After dinner he made his way along the quay towards the white vessel with its flare of light that stood out against the dark night.
Evidently he was expected. On inquiring for Miss Langham, he was shown into the cabin where he had had his previous interview with her; and with the feeling that things would go his way, if he had but a little patience: a virtue he had never been called upon to exercise where a woman was concerned.
Le Breton's feelings as he stayed on in the pretty cabin would be difficult to describe. Everything was redolent of the girl, touching his heart with fairy fingers; a heart he had hardened against her.
But, as he waited there, he despised himself for even having momentarily contemplated letting a woman come between him and his cherished vengeance.
Once in Africa Sir George Barclay would prove an easy and unsuspecting prey. According to custom, the Governor should tour his province. That tour would bring him within six hundred miles of Le Breton's desert kingdom. The latter intended to keep himself well posted in his enemy's movements. And he knew exactly the spot where he would wait for the Governor and his suite—the spot where sixteen years before the Sultan Casim Ammeh had been shot.

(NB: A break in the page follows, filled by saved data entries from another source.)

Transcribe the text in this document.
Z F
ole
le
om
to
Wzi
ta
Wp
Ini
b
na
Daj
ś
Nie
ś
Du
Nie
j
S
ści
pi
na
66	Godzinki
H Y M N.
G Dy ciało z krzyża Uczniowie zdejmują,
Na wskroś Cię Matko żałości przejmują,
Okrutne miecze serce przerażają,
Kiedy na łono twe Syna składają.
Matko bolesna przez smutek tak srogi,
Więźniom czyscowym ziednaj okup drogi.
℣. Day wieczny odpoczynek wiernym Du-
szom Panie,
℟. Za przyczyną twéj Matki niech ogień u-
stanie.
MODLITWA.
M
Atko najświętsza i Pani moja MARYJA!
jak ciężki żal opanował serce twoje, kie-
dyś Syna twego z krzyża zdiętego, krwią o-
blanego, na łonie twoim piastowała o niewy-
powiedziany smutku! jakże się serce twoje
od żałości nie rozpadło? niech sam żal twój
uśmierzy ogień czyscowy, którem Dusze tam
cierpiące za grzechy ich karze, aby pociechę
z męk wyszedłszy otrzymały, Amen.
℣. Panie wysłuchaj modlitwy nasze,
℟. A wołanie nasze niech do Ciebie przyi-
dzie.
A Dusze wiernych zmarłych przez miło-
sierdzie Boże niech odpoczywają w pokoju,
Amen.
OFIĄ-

He, Le Breton, would wait near there with a troop of his Arab soldiers. Unsuspecting, the Governor would walk into the trap. The whole party would be captured with a completeness and unexpectedness that would leave no trace of what had happened. With his prisoners he would sweep back to the desert.
Once in El-Ammeh, the daughter should be sold as a slave in the public market, to become the property of any Arab or negro chief who fancied her. And her father should see her sold. But he should not be killed afterwards. He should live on to brood over his child's fate—a torture worse than any death.
"Put your ear quite close. It's not a matter that can be shouted from the house-tops."
Like a sign from the sea, the echo of Pansy's voice whispered in his ear, a breath from his one night in heaven.
But he would not listen. Vengeance had stifled love—vengeance he had waited sixteen years for.